一通檢查,顏琦臉色逐漸凝重,當即要翻開了她厚重上衣。


    一隻骨節分明的手,極快,阻止了顏琦的動作,“這個步驟,需要怎麽做,我來做,不需要你。”


    顏琦停下手中的動作,意味深長的笑了一下,也沒有明說司翎風強烈的占有欲。


    顏琦拿出了聽診器,“你把聽診頭放在了她的的心髒,左邊位置。”


    司翎風照做,顏琦聽了一會兒,指示:“放到胃部這邊。”


    顏琦放下了聽診器,神色忽然嚴肅。


    是因為剛才司翎風剛才的翻開衣服的時候,他便看到安暖腰間左邊位置一塊醜陋疤痕,扭曲凸起的肉塊,可見這疤痕有點時間了。


    而後把手放在的她腰間,那塊地方,空蕩蕩的,沒有衣服遮掩,是不會發現安暖的腰瘦到異於常人。


    顏琦五指掐入皮肉,按了幾下,那張輕浮的俊臉少見的嚴肅而凝重。


    從顏琦的臉色,司翎風再次看向她的腰間那道蜈蚣形狀的疤痕,已經猜到七七八八了,麵色暗淡下去,撚動薄唇,“她是不是缺了一顆腎?”

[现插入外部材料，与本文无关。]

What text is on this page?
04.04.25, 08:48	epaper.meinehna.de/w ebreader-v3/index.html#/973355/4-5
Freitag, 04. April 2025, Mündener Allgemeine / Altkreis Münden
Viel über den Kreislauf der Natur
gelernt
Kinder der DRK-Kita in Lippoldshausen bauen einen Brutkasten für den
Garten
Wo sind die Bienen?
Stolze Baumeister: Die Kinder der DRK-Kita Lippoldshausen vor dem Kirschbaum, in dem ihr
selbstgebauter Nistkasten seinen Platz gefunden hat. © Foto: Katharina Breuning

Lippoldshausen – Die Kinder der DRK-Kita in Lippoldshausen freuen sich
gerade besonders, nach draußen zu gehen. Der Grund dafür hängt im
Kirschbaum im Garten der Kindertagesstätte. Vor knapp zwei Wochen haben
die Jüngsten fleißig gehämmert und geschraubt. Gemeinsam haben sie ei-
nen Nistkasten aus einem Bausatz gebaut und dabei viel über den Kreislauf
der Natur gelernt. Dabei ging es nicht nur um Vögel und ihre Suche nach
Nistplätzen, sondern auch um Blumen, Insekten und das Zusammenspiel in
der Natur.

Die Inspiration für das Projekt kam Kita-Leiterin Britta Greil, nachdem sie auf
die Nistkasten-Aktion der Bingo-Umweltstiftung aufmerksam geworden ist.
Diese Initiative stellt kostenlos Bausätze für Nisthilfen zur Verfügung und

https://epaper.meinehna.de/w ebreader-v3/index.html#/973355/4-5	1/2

    “嗯。”顏琦驚駭的不是缺了一顆腎,而是下手取腎的手法,是粗魯沒有一點職業精神,像是宰畜牲的手法,取出了她身體裏麵的那顆腎。


    “顏琦,你還有什麽話,可以說出來。”


    “她不僅右邊膝蓋處出現炎症,心率偏低,少了一顆腎,胃部也有炎症,剛才用聽診器,胃部裏太多氣泡水,說明她的胃部有嚴重潰爛的現象,要是這樣下去,她遲早要……”


    在司翎風狠戾的注視下,顏琦逐漸閉了嘴,也知道現在司翎風,就如一頭隨時發怒的獅子。


    獅子要是進攻,他這頭小白羊,可是血腥的下場。


    司翎風對安暖這個女人情愫,超乎了他的想象,以前他總取笑,司翎風這個人冷血寡情,不會愛上任何一個女人,當真司翎風對一個女人如此上心了,顏琦不禁擔心起來,要是讓他母親知道,不知是好事,還是壞事!


    “我要帶她去醫院,做全麵檢查。”


    “這也好,畢竟我檢查隻是表皮,醫院做全麵檢查也是好的。”遇到救死扶傷的事,顏琦難得的嚴肅,這是他職業素養。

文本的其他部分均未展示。